Both Warba and Hupy speculated that the $2,662 spent on George Washington Park in 2007 may have been because the city power washed the sidewalk around The Rock that year.
“A few years ago the city did power wash the sidewalk, but the effort was in vain and that practice no longer takes place,” Warba wrote. “An effort was made to try and clean up the area but due to the continuous volume of painting, the decision was made to only address those things deemed offensive or gang related.”
According to Warba, the city responds within 24 hours of receiving complaints about offensive graffiti.
Park Advisory Commissioner Gwen Nystuen said The Rock is a nuisance to Ann Arbor residents as well as city officials. While The Rock is surrounded by fraternity houses, it also lies on the border of two Ann Arbor neighborhoods — Oxbridge and North Burns Park — home to Ann Arbor residents that for the most part are not affiliated with the University.
“The powers that be, the University, City, whatever, consider (The Rock) a lightning rod,” Nystuen said. “If people are going to throw paint around, let it be in one place and an attraction, which is fine if it isn’t next door to you.”

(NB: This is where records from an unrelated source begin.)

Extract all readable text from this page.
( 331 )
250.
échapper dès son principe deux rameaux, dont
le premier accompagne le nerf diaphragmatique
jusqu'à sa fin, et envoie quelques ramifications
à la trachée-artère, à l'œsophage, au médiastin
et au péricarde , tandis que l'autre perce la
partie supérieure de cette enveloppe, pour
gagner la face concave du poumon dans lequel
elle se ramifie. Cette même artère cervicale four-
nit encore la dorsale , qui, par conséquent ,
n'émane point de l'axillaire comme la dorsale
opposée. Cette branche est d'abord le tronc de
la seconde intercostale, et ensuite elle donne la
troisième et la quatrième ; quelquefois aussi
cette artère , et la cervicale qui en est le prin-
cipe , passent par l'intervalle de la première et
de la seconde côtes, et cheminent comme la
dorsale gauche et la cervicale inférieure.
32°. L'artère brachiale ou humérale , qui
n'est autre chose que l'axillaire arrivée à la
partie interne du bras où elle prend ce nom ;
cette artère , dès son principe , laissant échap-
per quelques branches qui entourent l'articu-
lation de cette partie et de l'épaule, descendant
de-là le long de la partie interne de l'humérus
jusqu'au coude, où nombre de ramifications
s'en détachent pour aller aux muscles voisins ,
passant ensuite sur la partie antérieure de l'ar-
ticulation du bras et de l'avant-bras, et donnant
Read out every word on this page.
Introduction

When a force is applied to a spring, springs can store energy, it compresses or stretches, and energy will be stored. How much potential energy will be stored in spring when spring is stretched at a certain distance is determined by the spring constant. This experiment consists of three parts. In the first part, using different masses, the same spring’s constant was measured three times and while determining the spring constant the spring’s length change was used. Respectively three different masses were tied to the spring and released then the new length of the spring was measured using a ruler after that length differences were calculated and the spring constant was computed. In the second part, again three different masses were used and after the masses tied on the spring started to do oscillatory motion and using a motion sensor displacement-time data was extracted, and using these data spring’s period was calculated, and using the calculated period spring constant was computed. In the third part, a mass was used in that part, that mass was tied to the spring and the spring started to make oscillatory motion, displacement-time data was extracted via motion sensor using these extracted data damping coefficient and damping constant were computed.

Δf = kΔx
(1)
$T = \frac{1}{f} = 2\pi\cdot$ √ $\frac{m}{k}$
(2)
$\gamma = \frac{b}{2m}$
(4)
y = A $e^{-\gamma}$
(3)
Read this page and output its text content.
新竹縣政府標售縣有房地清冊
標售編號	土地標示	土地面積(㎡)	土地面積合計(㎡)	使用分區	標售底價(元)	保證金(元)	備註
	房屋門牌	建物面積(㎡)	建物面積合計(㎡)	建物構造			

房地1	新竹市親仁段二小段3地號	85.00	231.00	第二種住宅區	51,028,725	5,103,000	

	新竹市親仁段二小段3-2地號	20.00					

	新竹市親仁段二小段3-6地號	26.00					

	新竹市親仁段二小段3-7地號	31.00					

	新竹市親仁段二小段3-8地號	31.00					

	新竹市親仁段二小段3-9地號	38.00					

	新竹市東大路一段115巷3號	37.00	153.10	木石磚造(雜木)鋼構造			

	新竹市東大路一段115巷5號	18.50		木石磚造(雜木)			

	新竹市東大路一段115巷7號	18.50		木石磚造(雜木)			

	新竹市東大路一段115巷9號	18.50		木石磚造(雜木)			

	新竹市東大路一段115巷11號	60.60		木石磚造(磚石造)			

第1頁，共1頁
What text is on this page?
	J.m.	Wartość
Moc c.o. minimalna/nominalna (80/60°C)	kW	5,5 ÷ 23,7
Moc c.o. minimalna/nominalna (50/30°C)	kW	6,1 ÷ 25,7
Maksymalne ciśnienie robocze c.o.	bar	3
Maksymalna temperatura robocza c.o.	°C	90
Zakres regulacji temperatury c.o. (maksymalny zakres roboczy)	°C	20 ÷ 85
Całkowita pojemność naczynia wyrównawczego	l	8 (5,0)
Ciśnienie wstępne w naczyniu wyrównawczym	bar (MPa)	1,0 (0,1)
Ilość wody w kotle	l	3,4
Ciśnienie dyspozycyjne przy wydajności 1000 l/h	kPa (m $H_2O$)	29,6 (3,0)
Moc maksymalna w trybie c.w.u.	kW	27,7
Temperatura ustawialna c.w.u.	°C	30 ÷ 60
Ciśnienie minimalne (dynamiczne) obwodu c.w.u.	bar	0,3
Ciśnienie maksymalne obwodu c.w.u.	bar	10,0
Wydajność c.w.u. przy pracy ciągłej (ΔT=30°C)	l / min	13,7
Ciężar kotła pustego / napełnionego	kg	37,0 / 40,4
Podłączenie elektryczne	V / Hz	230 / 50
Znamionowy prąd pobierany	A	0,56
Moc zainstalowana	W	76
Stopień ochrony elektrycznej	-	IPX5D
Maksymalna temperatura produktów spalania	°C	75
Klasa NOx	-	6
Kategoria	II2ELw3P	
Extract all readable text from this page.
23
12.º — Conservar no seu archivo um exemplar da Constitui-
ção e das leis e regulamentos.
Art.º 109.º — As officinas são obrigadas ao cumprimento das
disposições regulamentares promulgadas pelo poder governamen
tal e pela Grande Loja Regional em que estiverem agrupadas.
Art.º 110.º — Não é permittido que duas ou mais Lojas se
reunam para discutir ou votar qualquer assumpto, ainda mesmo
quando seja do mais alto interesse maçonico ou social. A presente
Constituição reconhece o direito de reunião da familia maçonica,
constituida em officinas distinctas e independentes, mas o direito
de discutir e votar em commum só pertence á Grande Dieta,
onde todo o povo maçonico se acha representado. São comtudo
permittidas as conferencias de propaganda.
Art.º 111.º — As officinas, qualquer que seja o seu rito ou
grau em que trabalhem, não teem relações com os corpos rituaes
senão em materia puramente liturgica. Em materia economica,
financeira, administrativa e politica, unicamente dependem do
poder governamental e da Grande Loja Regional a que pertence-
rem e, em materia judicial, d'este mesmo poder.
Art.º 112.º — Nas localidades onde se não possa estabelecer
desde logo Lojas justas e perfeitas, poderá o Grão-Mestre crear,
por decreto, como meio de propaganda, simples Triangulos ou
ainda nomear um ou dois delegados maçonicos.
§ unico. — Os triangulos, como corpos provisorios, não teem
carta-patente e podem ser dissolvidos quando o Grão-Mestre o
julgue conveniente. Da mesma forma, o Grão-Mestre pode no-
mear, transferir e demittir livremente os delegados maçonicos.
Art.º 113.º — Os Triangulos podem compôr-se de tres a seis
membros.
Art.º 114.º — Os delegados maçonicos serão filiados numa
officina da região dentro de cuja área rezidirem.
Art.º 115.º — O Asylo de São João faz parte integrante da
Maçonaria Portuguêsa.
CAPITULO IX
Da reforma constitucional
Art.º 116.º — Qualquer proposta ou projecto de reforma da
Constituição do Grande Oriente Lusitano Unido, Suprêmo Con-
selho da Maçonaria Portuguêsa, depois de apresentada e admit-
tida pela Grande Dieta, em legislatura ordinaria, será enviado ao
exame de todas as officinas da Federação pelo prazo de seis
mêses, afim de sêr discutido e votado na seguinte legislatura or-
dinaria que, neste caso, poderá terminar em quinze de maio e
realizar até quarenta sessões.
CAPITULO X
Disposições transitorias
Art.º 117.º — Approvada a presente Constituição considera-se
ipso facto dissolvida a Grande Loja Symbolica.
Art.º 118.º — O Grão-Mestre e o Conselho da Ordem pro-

Nystuen, who lives in the Oxbridge neighborhood, said many of her non-fraternity neighbors are not happy with the noise, trash and sidewalk graffiti that accompany the painting of The Rock. She added that many residents consider the University icon to be an “eyesore.”
“I do think it’s gotten worse and worse and worse. It used to be someone would just paint it on game days. That time has passed, and now it’s pretty much a mess,” Nystuen said. “It was brought to the attention of parks (and recreation) a few years ago, and nothing happened. It’s hard to find people worried about it enough to take action.”